One can now read about the adverbial case in a little more detail. It can be found as a sub-page under “Noun Case” at the top of the page, or you can click on the case name on the table on the Noun Case page.
I’ve added a new dedicated page for the dative case. Dedicated pages for all of the cases are to come in the future, eventually. 🙂 You can reach it as a sub-menu nested under Noun Case at the top of the screen. Alternatively, if you click on that same Noun Case button which will take you to the main Noun Case page which contains all the case tables, the dative case’s entry in its respective table is now also a link which can be clicked on to reach the page dedicated to that case. This will also be true eventually of all the other cases on all the tables on that page.

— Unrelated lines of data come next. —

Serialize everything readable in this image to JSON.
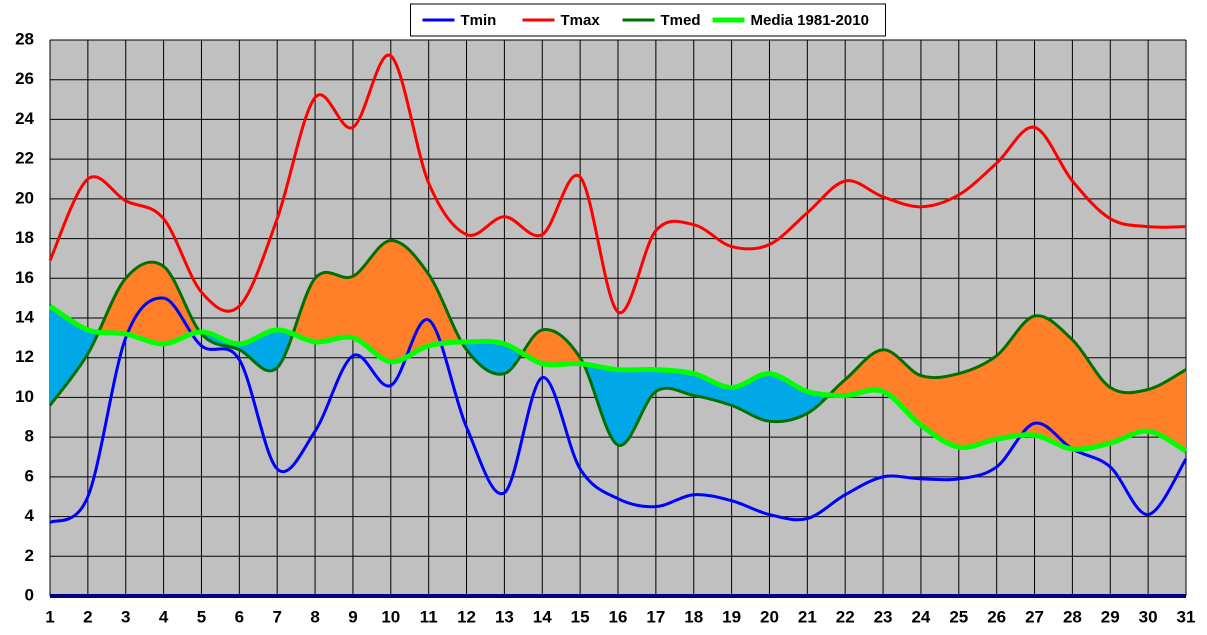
{
  "chart_data": {
    "type": "line",
    "x": [
      1,
      2,
      3,
      4,
      5,
      6,
      7,
      8,
      9,
      10,
      11,
      12,
      13,
      14,
      15,
      16,
      17,
      18,
      19,
      20,
      21,
      22,
      23,
      24,
      25,
      26,
      27,
      28,
      29,
      30,
      31
    ],
    "xlim": [
      1,
      31
    ],
    "xticks": [
      1,
      2,
      3,
      4,
      5,
      6,
      7,
      8,
      9,
      10,
      11,
      12,
      13,
      14,
      15,
      16,
      17,
      18,
      19,
      20,
      21,
      22,
      23,
      24,
      25,
      26,
      27,
      28,
      29,
      30,
      31
    ],
    "ylim": [
      0,
      28
    ],
    "yticks": [
      0,
      2,
      4,
      6,
      8,
      10,
      12,
      14,
      16,
      18,
      20,
      22,
      24,
      26,
      28
    ],
    "grid": true,
    "legend": "top",
    "background": "#c0c0c0",
    "fill_above": "#ff8028",
    "fill_below": "#00a8e8",
    "series": [
      {
        "name": "Tmin",
        "color": "#0000ff",
        "values": [
          3.7,
          5.0,
          13.0,
          15.0,
          12.6,
          11.9,
          6.4,
          8.3,
          12.1,
          10.6,
          13.9,
          8.5,
          5.2,
          11.0,
          6.4,
          4.9,
          4.5,
          5.1,
          4.8,
          4.1,
          3.9,
          5.1,
          6.0,
          5.9,
          5.9,
          6.5,
          8.7,
          7.4,
          6.5,
          4.1,
          6.9
        ]
      },
      {
        "name": "Tmax",
        "color": "#ff0000",
        "values": [
          16.9,
          21.0,
          19.9,
          19.0,
          15.3,
          14.6,
          19.0,
          25.1,
          23.6,
          27.2,
          20.8,
          18.2,
          19.1,
          18.2,
          21.1,
          14.3,
          18.4,
          18.7,
          17.6,
          17.7,
          19.3,
          20.9,
          20.1,
          19.6,
          20.2,
          21.8,
          23.6,
          20.9,
          19.0,
          18.6,
          18.6
        ]
      },
      {
        "name": "Tmed",
        "color": "#007000",
        "values": [
          9.6,
          12.2,
          16.0,
          16.6,
          13.2,
          12.4,
          11.5,
          16.0,
          16.1,
          17.9,
          16.2,
          12.4,
          11.2,
          13.4,
          12.0,
          7.6,
          10.3,
          10.1,
          9.6,
          8.8,
          9.2,
          10.9,
          12.4,
          11.1,
          11.2,
          12.1,
          14.1,
          12.9,
          10.5,
          10.4,
          11.4
        ]
      },
      {
        "name": "Media 1981-2010",
        "color": "#00ff00",
        "values": [
          14.6,
          13.4,
          13.2,
          12.7,
          13.3,
          12.7,
          13.4,
          12.8,
          13.0,
          11.8,
          12.6,
          12.8,
          12.7,
          11.7,
          11.7,
          11.4,
          11.4,
          11.2,
          10.5,
          11.2,
          10.3,
          10.1,
          10.3,
          8.6,
          7.5,
          7.9,
          8.1,
          7.4,
          7.7,
          8.3,
          7.3
        ]
      }
    ]
  }
}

I had the idea to implement a “restrictive” case. It could be used in constructions for which English might use “only”, “bound”, “restricted”, “limited”, etc. I’ll probably think about it for a long time on and off before making a decision. I could spend months stewing on this. 😛
Cases do not strictly have to cause declension or agreement in other parts of the sentence. Though that is extremely common, of course. They are not prepositions because they are not free morphs. They must attach to the word they modify, whereas prepositions might be able to move around the sentence. They are a completely different POS (part of speech), despite the fact that they do serve very similar purposes. They go about those purposes in different ways; they behave differently.
Because of the fact that they are bound morphs, that means that they are subject to assimilation at morpheme boundaries. That means that to the untrained eye, the case might seem to disappear entirely. Example: puällä+jat = puällåät (argument+ADVERBIAL = argumentatively). They can also cause the root to which they attach to change as well. Example: tei+hõl = tõhõl (you+DATIVE = for you). Prepositions will never do either of these things because…
If I’m not mistaken, prepositions are particles (or at the very least, they’re very particle-like) which essentially means that they cannot be inflected (again untrue of Duojjin’s cases, which themselves can become cased, and further derived into verbs). It means other stuff too, but that’s a major enough point to discredit the idea that they’re really postpositions (which, of course, play by the same rules as other adpositions).
Furthermore, languages that use case will generally require that more or less every noun must be marked for case in some way or another. You will never find (ANADEW me if I’m wrong, please) a language that demands that every noun be obligatorily paired with an adposition. That would be silly.
And the main reason for that silliness would be because case generally covers more purposes than adpositions, which means that case is going to be needed in more places than prepositions. The most obvious being the core cases like nominative, accusative, and dative. You’ll never find a preposition that marks for these things because there is no “position” here. Well, you will for dative, I guess. 😛 Is the argument denoted by the dative case even a core argument? Whatever. That’s not important now.
Because of all this, there’s a pretty good test to determine whether a case is a case. After you’ve applied it to a word… is it still in need of a case before it can be a legal word? If the answer is “yes”, then it’s not a case; it’s some other kind of morphological thing. Perhaps even a postposition! :O But if the answer is “no”, then you’ve obviously met the obligation of having at least one case applied to the word, indicating that it is, in fact, a case.
Another (perhaps lesser) point of interest is that prepositions tend to (as far as I’m aware) have far more different purposes per item. Like, any one preposition is likely to serve many more different functions within its language than any one case is likely to serve within its.
I recall that roughly (quite roughly) half of the world’s languages use case, and that also roughly half of the world’s languages don’t have grammatical agreement. There’s pretty much statistically bound to be overlap to be found between those two details.
I’m sure there are more differences that one could come up with between case and adpositions, but I think that these will do for now. 😛
I have realized that at least 36 of my derivational verb suffixes which derive stative verbs are obsolete and do not need to exist. The reason that they’re obsolete (or 24 of them, at least) is because the same thing can be said with an active verb that’s being derived from an essive, exessive, or translative noun. The other 12 are obsolete because I’ve realized that they’re not really distinctive forms, but rather just a modification of already existing forms. Technically, I already knew that it was a modification of already existing forms, but it was only able to modify one set (the plain set), so I still counted it. But I’ve now realized/decided that the same change (which creates a protractive aspect) can be done to every set, so they no longer deserve their own place on the chart.
I don’t have this derivational paradigm published to this website yet, so if you try to find it here, you won’t. 😛 At least not at the time of this writing. I will make another post when I do get around to publishing it, but I think I need to think about this for a while, because I will need to rebalance the rest of the paradigm after the loss of these 36 suffixes.
After nearly two weeks of working on it, I have finally added a section for noun case. It doesn’t have any links on it yet, but it does have a bunch of nifty tables. Each individual case will eventually have its own daughter page that goes into more detail, eventually.
A new Typology section has been added to the menu at the top of the page. This section contains information on morphosyntactic alignment. For the moment, I don’t know what else to say on it besides what I’ve said, but I’m pretty sure that I’ll re-read it at some point in the future, and realize through doing so what else I might want to say about it. So I predict that it will be edited in the future, but it’s off to a pretty good start, I think.